Hari berlalu, bulan berganti, akhirnya tibalah saatnya bagi mereka untuk mengikuti Ujian Akhir Nasional (UAN). Ujian akhirnya mereka laksanakan dengan baik dan kina saatnya bagi mereka untuk menentukan ke perguruan tinggi mana mereka harus melanjutkan pendidikan. Ini juga berarti bahwa Rian dan Dewi harus berpisah.
Hari ini adalah perpisahan sekolah. Suatu momen yang sangat berat bagi Rian maupun Dewi.
“dewi…” Rian memecah kesunyian di antara mereka.
“Ya..”
“Kamu ingin melanjutkan ke mana setelah dari sini…?”
“Yah, belum tahu juga Rian, yang jelas aku ingin ke AKPER Elisabeth.
“Kalau kamu…??”
Rian terdiam sejenak.
“Dewi..”.
“Ya…”.
“Aku telah memutuskan untuk hidup membiara. Ini adalah keputusan saya dan kedua orang tuaku juga mendukungnya”.

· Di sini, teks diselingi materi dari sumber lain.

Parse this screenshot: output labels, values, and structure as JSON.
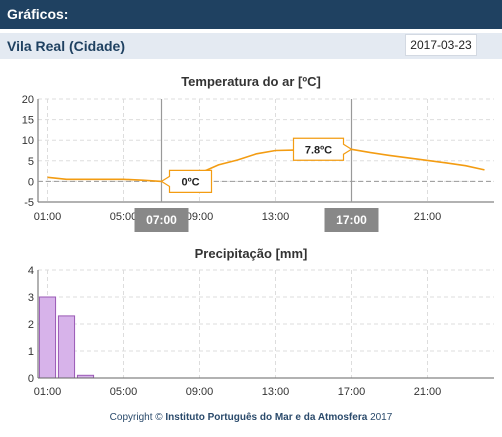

“Kamu serius…?” tanya Dewi dengan suara sedikit gemetar.
“Ya…, kamu merelakan aku pergi kan…???” tanya Rian.
“Rian, sesungguhya apa yang menjadi pilihanmu adalah pilihanku juga, dan apa yang menjadi kebahagiaanmu aku juga ikut berbahagia. Pergilah! Aku merelakanmu. Namun aku yakin jika Tuhan berkehendak lain, kita pasti akan bersama-sama lagi”.
Sepuluh tahun berlalu di jogja, rm. Rian tidak pernah mendapatkan kabar sedikitpun tentang keberadaan Dewi. Pada suatu ketika dalam acara pentahbisan ketujuh imam diosesan di katetral Keuskupan Agung Medan, barulah rm. Rian bertemu dengan Dewi. Alangkah terkejutnya rm. Rian ketika berjumpa dengannya. Teryata Tuhan berkehendak lain begi mereke berdua. Dewi teryata telah menjadi suster dan telah mengucapkan kaul kekalnya satu tahun yang lalu. Rencana Tuhan adalah yang terindah.